The goal in my testing has been to help learners become independent users who can gain new knowledge in English in an academic environment. In passive vocabulary testing across levels and cultures, I've had students consistently test much lower than prescriptive estimates while still functioning at adequate CEFR levels for their purposes.
In ESL classes, I've rarely had an PhD candidate in the U.S. test much above 3k words and, yet, they function, largely because they work in a sphere where they also know the technical/low-frequency vocabulary. For professors of English abroad, a few close to C2, many B2, others as low as B1, I never had more than one or two reach 10k. The vast majority were 3-5k if they were functioning as teachers. In some cases, teachers were below 2k (below B2), but they needed support at that level.

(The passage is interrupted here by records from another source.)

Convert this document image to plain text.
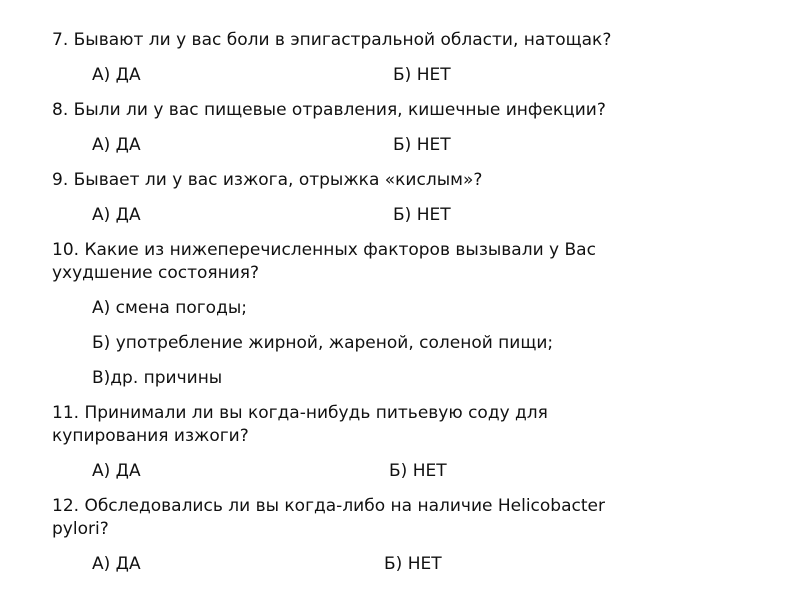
7. Бывают ли у вас боли в эпигастральной области, натощак?
А) ДА	Б) НЕТ
8. Были ли у вас пищевые отравления, кишечные инфекции?
А) ДА	Б) НЕТ
9. Бывает ли у вас изжога, отрыжка «кислым»?
А) ДА	Б) НЕТ
10. Какие из нижеперечисленных факторов вызывали у Вас
ухудшение состояния?
А) смена погоды;
Б) употребление жирной, жареной, соленой пищи;
В)др. причины
11. Принимали ли вы когда-нибудь питьевую соду для
купирования изжоги?
А) ДА	Б) НЕТ
12. Обследовались ли вы когда-либо на наличие Helicobacter
pylori?
А) ДА	Б) НЕТ
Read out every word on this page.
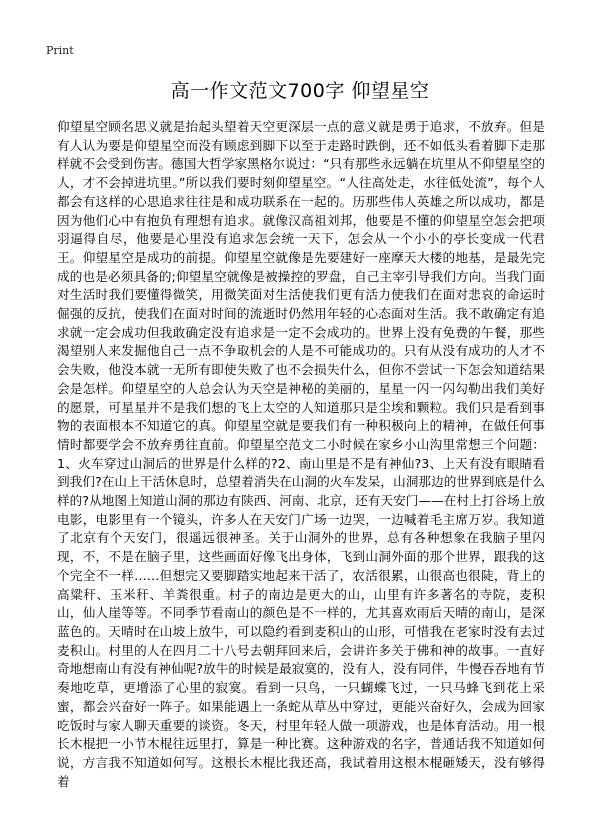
Print
高一作文范文700字 仰望星空

仰望星空顾名思义就是抬起头望着天空更深层一点的意义就是勇于追求，不放弃。但是有人认为要是仰望星空而没有顾虑到脚下以至于走路时跌倒，还不如低头看着脚下走那样就不会受到伤害。德国大哲学家黑格尔说过：“只有那些永远躺在坑里从不仰望星空的人，才不会掉进坑里。”所以我们要时刻仰望星空。“人往高处走，水往低处流”，每个人都会有这样的心思追求往往是和成功联系在一起的。历那些伟人英雄之所以成功，都是因为他们心中有抱负有理想有追求。就像汉高祖刘邦，他要是不懂的仰望星空怎会把项羽逼得自尽，他要是心里没有追求怎会统一天下，怎会从一个小小的亭长变成一代君王。仰望星空是成功的前提。仰望星空就像是先要建好一座摩天大楼的地基，是最先完成的也是必须具备的;仰望星空就像是被操控的罗盘，自己主宰引导我们方向。当我门面对生活时我们要懂得微笑，用微笑面对生活使我们更有活力使我们在面对悲哀的命运时倔强的反抗，使我们在面对时间的流逝时仍然用年轻的心态面对生活。我不敢确定有追求就一定会成功但我敢确定没有追求是一定不会成功的。世界上没有免费的午餐，那些渴望别人来发掘他自己一点不争取机会的人是不可能成功的。只有从没有成功的人才不会失败，他没本就一无所有即使失败了也不会损失什么，但你不尝试一下怎会知道结果会是怎样。仰望星空的人总会认为天空是神秘的美丽的，星星一闪一闪勾勒出我们美好的愿景，可星星并不是我们想的飞上太空的人知道那只是尘埃和颗粒。我们只是看到事物的表面根本不知道它的真。仰望星空就是要我们有一种积极向上的精神，在做任何事情时都要学会不放弃勇往直前。仰望星空范文二小时候在家乡小山沟里常想三个问题：1、火车穿过山洞后的世界是什么样的?2、南山里是不是有神仙?3、上天有没有眼睛看到我们?在山上干活休息时，总望着消失在山洞的火车发呆，山洞那边的世界到底是什么样的?从地图上知道山洞的那边有陕西、河南、北京，还有天安门——在村上打谷场上放电影，电影里有一个镜头，许多人在天安门广场一边哭，一边喊着毛主席万岁。我知道了北京有个天安门，很遥远很神圣。关于山洞外的世界，总有各种想象在我脑子里闪现，不，不是在脑子里，这些画面好像飞出身体，飞到山洞外面的那个世界，跟我的这个完全不一样……但想完又要脚踏实地起来干活了，农活很累，山很高也很陡，背上的高粱秆、玉米秆、羊粪很重。村子的南边是更大的山，山里有许多著名的寺院，麦积山，仙人崖等等。不同季节看南山的颜色是不一样的，尤其喜欢雨后天晴的南山，是深蓝色的。天晴时在山坡上放牛，可以隐约看到麦积山的山形，可惜我在老家时没有去过麦积山。村里的人在四月二十八号去朝拜回来后，会讲许多关于佛和神的故事。一直好奇地想南山有没有神仙呢?放牛的时候是最寂寞的，没有人，没有同伴，牛慢吞吞地有节奏地吃草，更增添了心里的寂寞。看到一只鸟，一只蝴蝶飞过，一只马蜂飞到花上采蜜，都会兴奋好一阵子。如果能遇上一条蛇从草丛中穿过，更能兴奋好久，会成为回家吃饭时与家人聊天重要的谈资。冬天，村里年轻人做一项游戏，也是体育活动。用一根长木棍把一小节木棍往远里打，算是一种比赛。这种游戏的名字，普通话我不知道如何说，方言我不知道如何写。这根长木棍比我还高，我试着用这根木棍砸矮天，没有够得着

We still don't know exact numbers for each level, but, my estimates are these: Based on tests, it only takes about 600 headwords to carry on a simple conversation of the type IEPs often use for entrance interviews. I'd put those learners at A1. Students cannot read sufficiently at all without the first 1000, so this is the first goal. Once they are solidly there, they are generally low-mid A2 in other skills. A2 is a fairly quick phase. After that, it gets fuzzy, but they cannot reach B2 (independent user) without passive comprehension of the first 2000 (GSL). After that, we jump to focusing on the AWL. Beyond that, it really doesn't matter for most learners because, at B2, they can function in a mainstream academic setting reading authentic texts to learn new information in English and gain vocabulary incidentally. They will likely still need support in writing, but they probably don't need special materials or IEP classes for most purposes.

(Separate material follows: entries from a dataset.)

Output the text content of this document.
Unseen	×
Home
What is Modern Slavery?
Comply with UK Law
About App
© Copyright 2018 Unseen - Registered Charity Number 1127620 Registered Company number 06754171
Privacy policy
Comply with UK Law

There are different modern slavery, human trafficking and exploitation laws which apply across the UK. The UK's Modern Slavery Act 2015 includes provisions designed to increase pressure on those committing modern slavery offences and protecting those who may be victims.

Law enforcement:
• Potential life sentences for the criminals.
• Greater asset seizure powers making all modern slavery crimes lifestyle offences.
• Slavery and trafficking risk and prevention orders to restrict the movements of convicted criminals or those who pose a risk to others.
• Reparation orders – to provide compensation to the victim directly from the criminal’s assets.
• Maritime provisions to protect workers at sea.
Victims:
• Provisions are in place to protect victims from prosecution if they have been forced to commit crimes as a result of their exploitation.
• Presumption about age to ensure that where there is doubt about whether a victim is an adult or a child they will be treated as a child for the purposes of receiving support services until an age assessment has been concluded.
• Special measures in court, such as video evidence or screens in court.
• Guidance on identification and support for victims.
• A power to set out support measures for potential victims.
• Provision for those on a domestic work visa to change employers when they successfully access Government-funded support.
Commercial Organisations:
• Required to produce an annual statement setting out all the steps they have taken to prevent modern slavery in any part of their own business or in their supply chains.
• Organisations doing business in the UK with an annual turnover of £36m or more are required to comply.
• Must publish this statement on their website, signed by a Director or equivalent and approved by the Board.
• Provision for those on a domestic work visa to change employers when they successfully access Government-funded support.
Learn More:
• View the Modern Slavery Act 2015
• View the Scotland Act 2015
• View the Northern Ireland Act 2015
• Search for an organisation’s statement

Between those two levels (low A2 - B2 independent), we only need to sort students broadly. It's ok for classes to produce at different levels. We just need them to all understand a similar level of input, i.e. the teacher and books. We see a natural break in classes around 1200, again at 1500, then 1800 and on to 2000+ the first half of the AWL, taking them from low A2 to high B1 and on to low B2. B1 seems to begin around 1500 and is a long, slow, broad level. It can easily take twice as long as the move through A2. Once they're into the AWL, they are generally low B2, but they can't be B2 without the 2k. I believe this is because they simply can't understand enough in context without the 2k to learn new words from context.